Den ersten Preis erhielt das Berliner Büro bbzl böhm benfer zahiri landschaften städtebau. Auf den zweiten Platz kam Lohaus Carl Köhlmos Landschaftsarchitektur und Stadtplanung aus Hannover. Der dritte Preis ging an die Atelier Loidl GmbH aus Berlin.

Potsdam zeigt, wie sich das Griebnitzsee-Ufer öffnen könnte

Anerkennungen sprach die Jury der POLA Landschaftsarchitekten GmbH sowie der Berliner Arbeitsgemeinschaft Arge JUCA x LAMA aus. Die städtische Mitteilung beschreibt die gemeinsamen Planungsziele, schlüsselt die gestalterischen Unterschiede zwischen den ausgezeichneten Arbeiten aber nicht im Einzelnen auf. Diese lassen sich in der Ausstellung sowie anhand der von Potsdam online veröffentlichten Visualisierungen und Erläuterungen vergleichen.

Ausstellung läuft täglich bis zum 3. September

Die Entwürfe können ohne Beschränkung auf Werktage besichtigt werden. Damit bleibt auch am Wochenende Zeit für einen Besuch.

Information Angabe
Zeitraum 26. August bis 3. September 2026
Öffnungszeiten Montag bis Sonntag, jeweils 9 bis 20 Uhr
Ort Foyer der Filmuniversität Babelsberg Konrad Wolf
Adresse Marlene-Dietrich-Allee 111, Potsdam

Eine Anmeldung oder ein Eintrittspreis wird in der Pressemitteilung der Landeshauptstadt nicht genannt.

Vor einem Baustart stehen Planung und Beteiligung

Bis zum Spätsommer soll einer der Preisträger mit der weiterführenden Entwurfs-, Genehmigungs- und Ausführungsplanung beauftragt werden. Welche ausgezeichnete Arbeit den Auftrag erhält und in welcher Form sie weiterentwickelt wird, geht aus der Mitteilung noch nicht hervor.

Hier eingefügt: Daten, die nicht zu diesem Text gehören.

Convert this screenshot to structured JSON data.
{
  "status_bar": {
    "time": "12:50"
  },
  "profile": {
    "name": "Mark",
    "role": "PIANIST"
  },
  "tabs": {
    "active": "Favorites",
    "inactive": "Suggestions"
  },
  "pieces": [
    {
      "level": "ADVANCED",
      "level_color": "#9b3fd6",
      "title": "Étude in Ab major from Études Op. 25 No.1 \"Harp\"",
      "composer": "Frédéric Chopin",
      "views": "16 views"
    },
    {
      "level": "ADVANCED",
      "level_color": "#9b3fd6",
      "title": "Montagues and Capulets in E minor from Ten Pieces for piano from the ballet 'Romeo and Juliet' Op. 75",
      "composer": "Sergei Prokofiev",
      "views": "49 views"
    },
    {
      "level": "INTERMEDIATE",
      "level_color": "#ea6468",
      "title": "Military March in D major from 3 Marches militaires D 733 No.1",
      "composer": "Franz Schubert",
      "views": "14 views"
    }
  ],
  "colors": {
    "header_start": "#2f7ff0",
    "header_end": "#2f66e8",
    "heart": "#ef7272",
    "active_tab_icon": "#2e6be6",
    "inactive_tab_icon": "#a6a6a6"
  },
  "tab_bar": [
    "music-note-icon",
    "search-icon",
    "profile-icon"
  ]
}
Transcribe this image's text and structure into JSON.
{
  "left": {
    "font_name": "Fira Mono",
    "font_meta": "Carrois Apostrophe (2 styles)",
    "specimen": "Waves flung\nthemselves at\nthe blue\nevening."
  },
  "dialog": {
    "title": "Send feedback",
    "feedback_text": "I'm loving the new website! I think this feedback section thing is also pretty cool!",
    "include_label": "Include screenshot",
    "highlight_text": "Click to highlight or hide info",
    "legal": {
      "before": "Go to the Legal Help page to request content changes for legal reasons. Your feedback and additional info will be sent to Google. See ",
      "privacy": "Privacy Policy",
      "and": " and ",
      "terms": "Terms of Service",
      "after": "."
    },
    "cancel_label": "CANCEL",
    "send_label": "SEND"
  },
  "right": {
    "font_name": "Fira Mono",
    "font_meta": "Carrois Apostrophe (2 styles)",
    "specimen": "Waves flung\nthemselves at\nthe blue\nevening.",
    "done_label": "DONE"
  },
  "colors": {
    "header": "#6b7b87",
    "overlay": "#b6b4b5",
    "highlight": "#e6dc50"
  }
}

Eine bauliche Umsetzung könnte nach der derzeitigen Einschätzung der Stadt im Jahr 2027 beginnen. Das ist eine zeitliche Perspektive, keine bereits erteilte Baufreigabe. Vorher müssen die weiteren Planungen und erforderlichen Genehmigungsschritte erfolgen.

Für Herbst 2026 ist außerdem die frühzeitige Öffentlichkeitsbeteiligung zum Bebauungsplan Nr. 174 „Griebnitzsee-Ufer“ vorgesehen. Dort können die Wettbewerbsergebnisse in das formelle Planungsverfahren einfließen. Nach dieser Beteiligung entscheidet die Stadtverordnetenversammlung, wie das Bebauungsplanverfahren fortgesetzt wird.